Thursday, November 17, 2016

Netflix + Chocolate = Chill

My recent documentary binge has lead me to Netflix foodie heaven. If you haven't you need  to check out Chef's Table, Cooked, Somm, and Crafting a Nation. 

 "Chef's Table" hooked me within the first 20 seconds, needless to say, I powered through the six episodes in a way that only Dexter Morgan has been able to compel me to do before.

Each episode profiles a single chef [ Season 1: Massimo Bottura, Dan Barber, Francis Mallmann, Niki Nakayama, Ben Shewry, and Magnus Nilsson]. The show does a masterful job at making the viewer feel that they understand the chef, and their philosophy in a very personal way. Each of the chefs that were featured were so incredibly different from the others, each of them made a unique impression and at the conclusion of each episode I was forced to consider a different issue. Bottura challenged the norms that have been so often associated with Italian cuisine.  Barber posed the question of our own agency when it comes to our consumption of food and the responsibilities that poses. Mallmann in particular made an indelible impression on me. I've never seen a person so free, and so committed to the romanticism of their life. Mallmann says, and I'm paraphrasing here; "you don't grow on a secure path... growth requires work and risk.. in order to grow you need to be at the edge of uncertainty." Mallman emphasized the concomitant need for change and uncertainty in order to create growth. Nakayama presented with an incredible strength and showcased how important relationships are. Shrewry's narrative created a juxtaposition between the idea of success and what it actually takes and both he and Nilsson shared a sense of coming home at last. when they stopped trying to cook or force cuisine to be something other than it was supposed to be.  

I highly recommend it.

The final episode focuses on Magnus Nilsson and his restaurant Fäviken. Nilsson has created a restaurant with Fäviken that thrives on an intense Nordic authenticity using primarily local ingredients. 

The idea of seasonal cooking and the utilization of better produce was echoed by each of the chefs and has made me more conscientious about trying to source my produce as locally as possible.  
As Nilsson says, "a dish will never be better than your produce."

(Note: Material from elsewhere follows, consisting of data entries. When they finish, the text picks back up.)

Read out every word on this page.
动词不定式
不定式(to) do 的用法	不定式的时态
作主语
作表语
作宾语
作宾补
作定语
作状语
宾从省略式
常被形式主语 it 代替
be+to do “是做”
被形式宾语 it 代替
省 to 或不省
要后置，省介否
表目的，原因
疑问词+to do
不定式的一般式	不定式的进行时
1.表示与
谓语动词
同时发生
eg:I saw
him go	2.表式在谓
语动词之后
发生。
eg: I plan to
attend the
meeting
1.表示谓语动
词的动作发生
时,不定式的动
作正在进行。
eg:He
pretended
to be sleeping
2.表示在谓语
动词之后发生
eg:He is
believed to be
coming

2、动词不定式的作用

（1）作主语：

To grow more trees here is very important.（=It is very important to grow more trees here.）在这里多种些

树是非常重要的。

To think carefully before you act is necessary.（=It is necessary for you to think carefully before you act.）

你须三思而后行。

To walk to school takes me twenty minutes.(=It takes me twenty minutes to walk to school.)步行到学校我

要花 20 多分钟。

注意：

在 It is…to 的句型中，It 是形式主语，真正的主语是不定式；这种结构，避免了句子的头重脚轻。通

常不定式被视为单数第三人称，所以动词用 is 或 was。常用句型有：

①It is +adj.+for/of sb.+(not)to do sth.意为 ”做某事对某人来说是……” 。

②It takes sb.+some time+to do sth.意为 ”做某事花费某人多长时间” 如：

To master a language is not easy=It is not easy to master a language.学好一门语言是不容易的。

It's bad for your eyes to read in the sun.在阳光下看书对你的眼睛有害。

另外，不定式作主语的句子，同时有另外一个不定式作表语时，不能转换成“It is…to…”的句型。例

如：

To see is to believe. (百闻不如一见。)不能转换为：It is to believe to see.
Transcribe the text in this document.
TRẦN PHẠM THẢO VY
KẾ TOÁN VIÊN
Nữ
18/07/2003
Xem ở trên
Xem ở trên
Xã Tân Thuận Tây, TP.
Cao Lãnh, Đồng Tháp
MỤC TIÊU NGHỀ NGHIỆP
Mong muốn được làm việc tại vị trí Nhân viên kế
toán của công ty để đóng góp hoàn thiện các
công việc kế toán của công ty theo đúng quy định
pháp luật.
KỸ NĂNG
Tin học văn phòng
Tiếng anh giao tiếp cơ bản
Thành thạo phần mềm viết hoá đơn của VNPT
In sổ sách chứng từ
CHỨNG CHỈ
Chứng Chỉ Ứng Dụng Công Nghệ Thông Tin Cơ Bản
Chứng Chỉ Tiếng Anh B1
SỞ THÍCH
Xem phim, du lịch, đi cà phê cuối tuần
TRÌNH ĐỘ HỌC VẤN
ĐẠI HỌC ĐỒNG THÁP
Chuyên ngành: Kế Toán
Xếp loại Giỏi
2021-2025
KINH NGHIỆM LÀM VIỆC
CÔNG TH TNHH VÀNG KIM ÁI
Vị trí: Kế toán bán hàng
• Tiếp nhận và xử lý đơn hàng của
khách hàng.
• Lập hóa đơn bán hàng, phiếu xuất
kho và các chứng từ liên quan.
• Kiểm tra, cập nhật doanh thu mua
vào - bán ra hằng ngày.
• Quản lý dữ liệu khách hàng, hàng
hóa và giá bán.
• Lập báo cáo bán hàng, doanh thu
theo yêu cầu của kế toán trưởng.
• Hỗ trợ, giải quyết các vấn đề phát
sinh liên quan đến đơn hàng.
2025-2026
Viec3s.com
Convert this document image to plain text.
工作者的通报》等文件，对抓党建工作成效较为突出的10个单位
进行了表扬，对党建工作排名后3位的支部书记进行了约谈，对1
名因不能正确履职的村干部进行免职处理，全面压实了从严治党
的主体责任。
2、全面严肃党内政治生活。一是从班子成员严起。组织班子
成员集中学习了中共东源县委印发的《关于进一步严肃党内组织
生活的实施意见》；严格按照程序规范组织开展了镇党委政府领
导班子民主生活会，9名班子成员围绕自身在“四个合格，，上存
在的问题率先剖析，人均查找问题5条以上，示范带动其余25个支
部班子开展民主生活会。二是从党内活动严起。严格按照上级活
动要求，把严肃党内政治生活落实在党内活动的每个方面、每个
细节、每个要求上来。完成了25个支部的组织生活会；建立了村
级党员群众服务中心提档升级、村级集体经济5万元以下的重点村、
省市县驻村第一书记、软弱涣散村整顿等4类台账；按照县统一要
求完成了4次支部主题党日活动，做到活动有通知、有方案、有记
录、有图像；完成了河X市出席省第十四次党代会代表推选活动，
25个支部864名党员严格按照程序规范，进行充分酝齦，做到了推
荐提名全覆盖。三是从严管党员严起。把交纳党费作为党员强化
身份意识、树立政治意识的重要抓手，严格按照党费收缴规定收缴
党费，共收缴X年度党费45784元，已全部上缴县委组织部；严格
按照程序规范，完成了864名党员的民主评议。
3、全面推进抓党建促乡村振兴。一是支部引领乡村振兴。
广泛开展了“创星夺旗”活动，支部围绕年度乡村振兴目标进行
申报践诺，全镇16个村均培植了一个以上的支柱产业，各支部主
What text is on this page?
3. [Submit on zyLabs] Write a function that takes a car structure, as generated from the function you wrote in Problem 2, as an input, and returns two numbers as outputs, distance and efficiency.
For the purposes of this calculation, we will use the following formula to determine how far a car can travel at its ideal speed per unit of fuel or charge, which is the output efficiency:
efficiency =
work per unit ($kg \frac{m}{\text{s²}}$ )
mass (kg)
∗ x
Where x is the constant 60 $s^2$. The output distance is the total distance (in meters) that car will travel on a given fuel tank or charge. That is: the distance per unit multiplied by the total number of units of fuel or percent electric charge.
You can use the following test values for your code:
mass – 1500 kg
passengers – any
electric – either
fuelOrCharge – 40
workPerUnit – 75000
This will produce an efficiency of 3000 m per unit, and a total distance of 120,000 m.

 I was excited to see Nilsson's name pop up in Saveur's Instagram feed along with the chocolate cake recipe listed here:

10 tbsp. unsalted butter, melted and cooled, plus more for greasing
14 cup plain bread crumbs
1 cup sugar
7 tbsp. natural cocoa powder
2 tsp. vanilla extract
1⁄4 tsp. kosher salt
2 large eggs
1 cup cake flour, sifted

Heat the oven to 400°.
Grease a 9-inch springform pan with butter and coat the bottom and sides with the bread crumbs, discarding any excess.

In a medium bowl, whisk the 10 tablespoons melted butter with the sugar, cocoa powder, vanilla, and salt until well combined.
Add the eggs one at a time and whisk until smooth.
Fold the flour into the batter until just combined, and then scrape the batter into the prepared pan, smoothing the top.

Bake until the cake forms a thin skin on top but the batter is still loose in the center, about 10 minutes.
Transfer the pan to a rack, let cool completely, and then chill for 1 hour. Unmold the cake and serve.

I decided to make this cake to celebrate my brother's birthday, needless to say, the cake got rave reviews. The only additional feedback the boys had was that this cake should always be served with a glass of cold milk. 

 I also didn't have unseasoned breadcrumbs available so I used Panko bread crumbs which gave a pretty nice crunch. 

If I were to make this recipe again, with the same pan, I would double the recipe.